After Puma Biotechnology (NASDAQ:PBYI) reported fourth-quarter financial results that were better than investors were expecting, its shares soared 15.06% higher on Friday.
Puma Biotechnology's only drug, the breast cancer drug Nerlynx, endured a lot of scrutiny during its development, including worries over high rates of diarrhea that clinical trial patients experienced, but the company's fourth-quarter financials show that doctors have been willing to prescribe it following its FDA approval last year.
Specifically, management reported that Nerlynx's use in early-stage HER2-positive breast cancer patients following adjuvant Herceptin-based therapy, resulted in sales of $20.1 million last quarter. That increased Nerlynx's total sales since its launch last July to $26.2 million.
As a result of Nerlynx's success, Puma Biotechnology reported total Q4 revenue of $21.6 million, which beat analysts' consensus estimate by $1.6 million. Management also reported a net loss of $1.03 per share in the quarter, which was better than the $1.36 per share loss analysts were expecting.
Nerlynx is an extended maintenance therapy that can help delay disease recurrence in breast cancer patients who have previously been treated for one year with Herceptin. This is an important market, but there's been some question as to how willing doctors would be to prescribe it given its common side effects. Management has conducted studies involving the use of loperamide and steroids to lower the incidence rate of those, and it appears that may be enough to encourage its use.
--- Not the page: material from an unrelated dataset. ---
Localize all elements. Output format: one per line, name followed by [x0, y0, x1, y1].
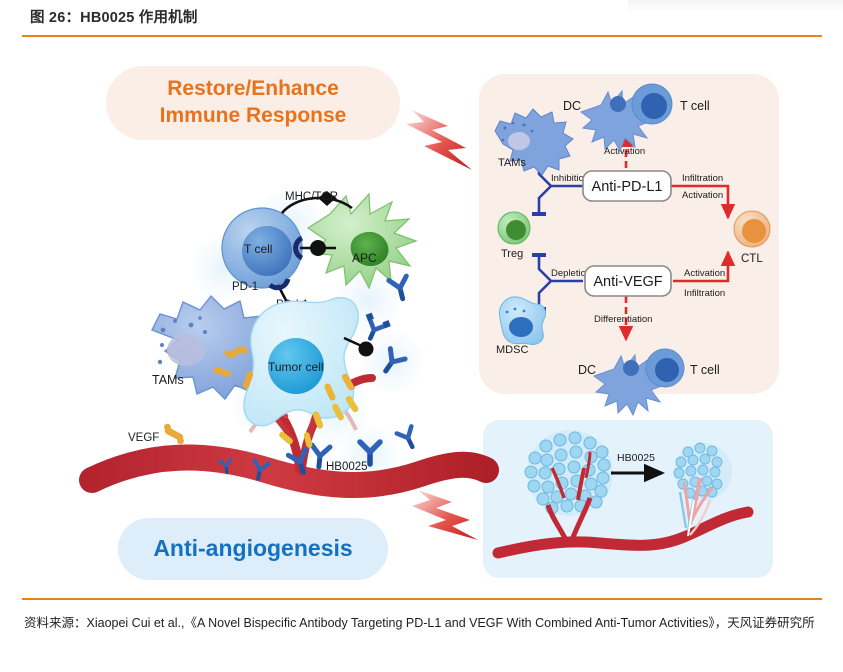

The better-than-hoped financials were also good news given the bad news last month that an EU advisory committee had taken a negative stance on Nerlynx that put its European approval in question.
Overall, Puma Biotechnology's financials are encouraging. The company only used $35.6 million in net cash for operating activities last quarter and Nerlynx is quickly heading toward a 9-figure annualized sales run rate. If additional trials that could expand its addressable market pan out, then there's reason to think this company could become increasingly attractive to a suitor.